- Born: 1924
- Died: 1993 (aged 68–69)
- Occupation: Nurse educator
- Honours: FRCN

= Ellen Louisa Perry =

(1924 –1993) British nurse educator

Ellen Louisa Perry (1924 –1993) , was a nurse educator recognised for her contribution to ethics, nursing standards and post-registration nurse education

== Training and Career ==
Ellen Louisa Perry was born in Harrow, London in 1924 and undertook her nurse training at St Mary's Hospital Paddington London, qualifying as a Registered Nurse in 1947. She subsequently trained as a midwife at the same institution.

Perry's early post registration career included clinical posts in Paddington Hospital and service with the Queen Alexandra's Royal Army Nursing Corps. She developed her career in nurse education via the Royal College of Nursing (RCN) acquiring the Sister Tutor Diploma of the University of London. Perry gained further hospital based tutorial experience until 1961 when she joined the RCN Institute of Advanced Nursing Education, where she worked for fifteen years on the tutorial staff of the Royal College of Nursing rising to become senior tutor at the RCN.

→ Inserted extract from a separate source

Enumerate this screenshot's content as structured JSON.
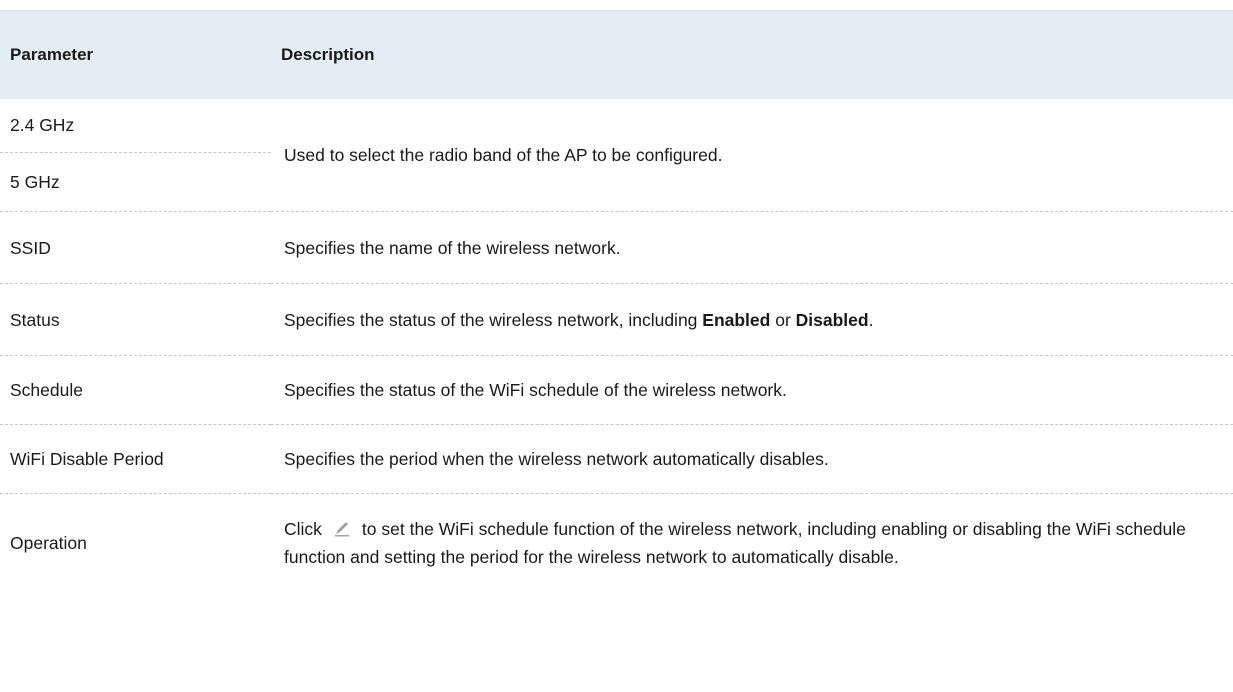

While in a tutorial role at the RCN Perry worked to develop refresher courses and new courses for clinical instructors and teachers which were offered in 1962 and 1966, also initiating work into the counselling role of the nurse. She also contributed to ethical education her input including speaking at conferences and study sessions. In context of a hemodialysis and transplant conference she offered guidelines to nurses confronted with ethical problems. Perry also collaborated with the University of London revising the Sister Tutor's Diploma and the Diploma in Nursing. She travelled to Nepal in a consultancy capacity with the World Health Organisation.

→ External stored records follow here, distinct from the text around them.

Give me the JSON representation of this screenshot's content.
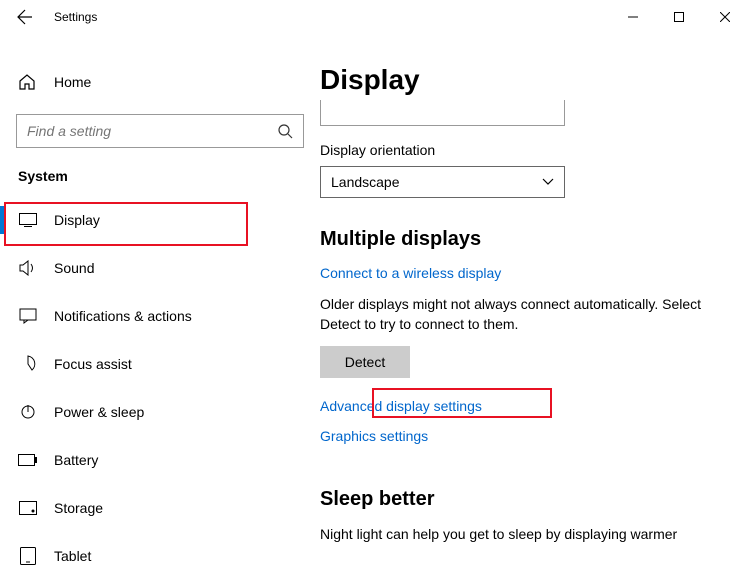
{
  "window": {
    "title": "Settings"
  },
  "sidebar": {
    "home": "Home",
    "search_placeholder": "Find a setting",
    "category": "System",
    "items": [
      {
        "label": "Display"
      },
      {
        "label": "Sound"
      },
      {
        "label": "Notifications & actions"
      },
      {
        "label": "Focus assist"
      },
      {
        "label": "Power & sleep"
      },
      {
        "label": "Battery"
      },
      {
        "label": "Storage"
      },
      {
        "label": "Tablet"
      }
    ]
  },
  "main": {
    "page_title": "Display",
    "orientation_label": "Display orientation",
    "orientation_value": "Landscape",
    "multiple_title": "Multiple displays",
    "wireless_link": "Connect to a wireless display",
    "detect_text": "Older displays might not always connect automatically. Select Detect to try to connect to them.",
    "detect_button": "Detect",
    "advanced_link": "Advanced display settings",
    "graphics_link": "Graphics settings",
    "sleep_title": "Sleep better",
    "sleep_text": "Night light can help you get to sleep by displaying warmer"
  }
}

Perry's final career post was at the South Bank Polytechnic where she lectured on post registration nursing courses. Speaking in context of a specialised course designed for nurses working on wards running Joint Board of Clinical Studies Courses she stated her belief that nurses should demonstrate use of knowledge with perception as a course outcome. During the course of her educational career Perry promoted stronger co-operation and liaison between ward and tutorial staff, noting all nurses are teachers even if unintentionally by example. She noted the nurses' teaching role also encompasses the patient and relatives. While Principal Lecturer in Nursing Studies at the South Bank Perry evaluated the new Diploma in Nursing of the University of London.

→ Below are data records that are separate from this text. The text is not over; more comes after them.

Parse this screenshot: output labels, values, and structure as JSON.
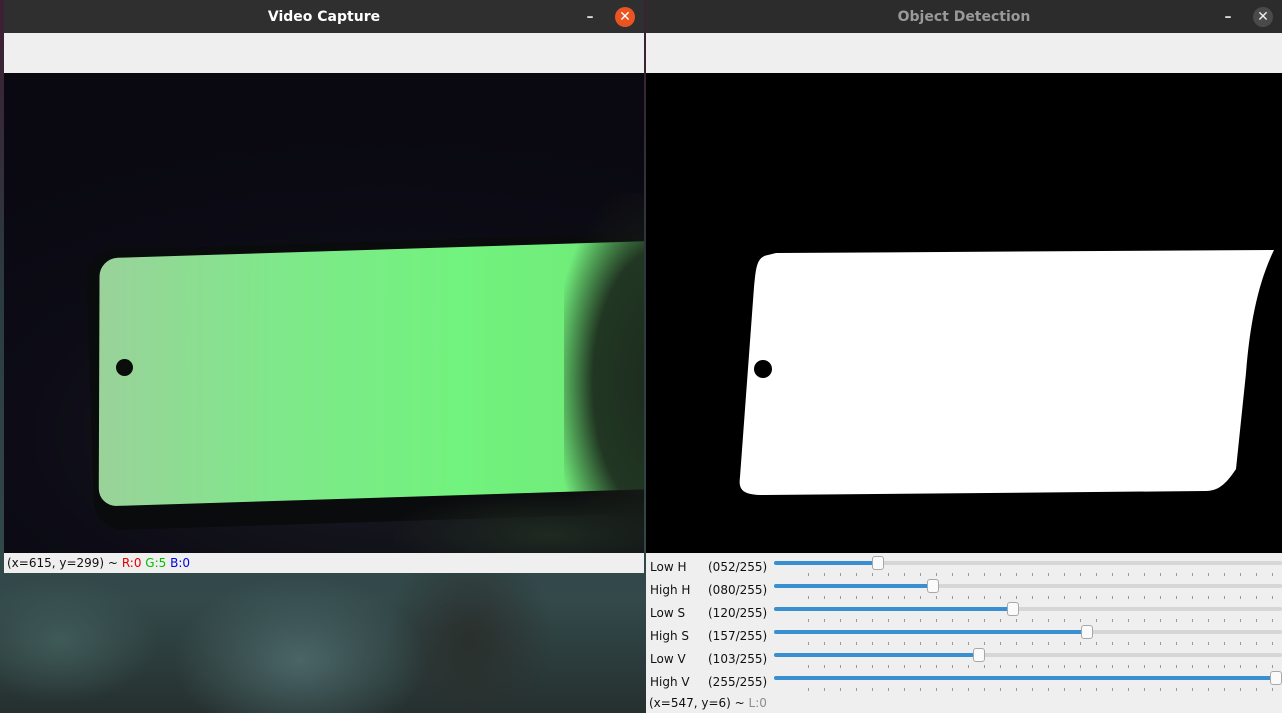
{
  "video_window": {
    "title": "Video Capture",
    "status": {
      "coords": "(x=615, y=299) ~",
      "r": "R:0",
      "g": "G:5",
      "b": "B:0"
    }
  },
  "detection_window": {
    "title": "Object Detection",
    "status": {
      "coords": "(x=547, y=6) ~",
      "l": "L:0"
    },
    "trackbars": [
      {
        "label": "Low H",
        "value_text": "(052/255)",
        "value": 52,
        "max": 255
      },
      {
        "label": "High H",
        "value_text": "(080/255)",
        "value": 80,
        "max": 255
      },
      {
        "label": "Low S",
        "value_text": "(120/255)",
        "value": 120,
        "max": 255
      },
      {
        "label": "High S",
        "value_text": "(157/255)",
        "value": 157,
        "max": 255
      },
      {
        "label": "Low V",
        "value_text": "(103/255)",
        "value": 103,
        "max": 255
      },
      {
        "label": "High V",
        "value_text": "(255/255)",
        "value": 255,
        "max": 255
      }
    ]
  },
  "icons": {
    "minimize": "minimize-icon",
    "close": "close-icon"
  },
  "colors": {
    "close_active": "#e95420",
    "slider_fill": "#3a8fd0",
    "status_r": "#e00000",
    "status_g": "#00c000",
    "status_b": "#0000e0"
  }
}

As an aside from her educational career in 1983 Perry became secretary of the newly formed RCN History of Nursing Group. She also gained a BA in Philosophy at Birkbeck University of London.

== Honours ==
Perry was awarded Fellowship of the Royal College of Nursing in 1980.

== Publications ==
As of 2026 the following titles published by Ellen Louise Perry were held in the Royal College of Nursing Library:

- Perry, E.L, 1978 Ward management and teaching, 2nd edition (London, Bailliere Tindall & Cassell)
- Perry, E.L., 1974 Clinical Teaching Survey, The Author, available Royal College of Nursing Pamphlet Collection Store Ref: PLT B436
- Perry, E.L., 1968 Ward administration and teaching: the work of the ward sister (Bailliere Tindall & Cassell) available at the Royal College of Nursing History Collection Store, Reference 11M PER.
- Perry, E.L., 1975 All nurses should be teachers, The Author, available Royal College of Nursing Pamphlet Collection Store Ref:PLT B435

== Death ==
Ellen Louisa Perry died after a long illness in 1993.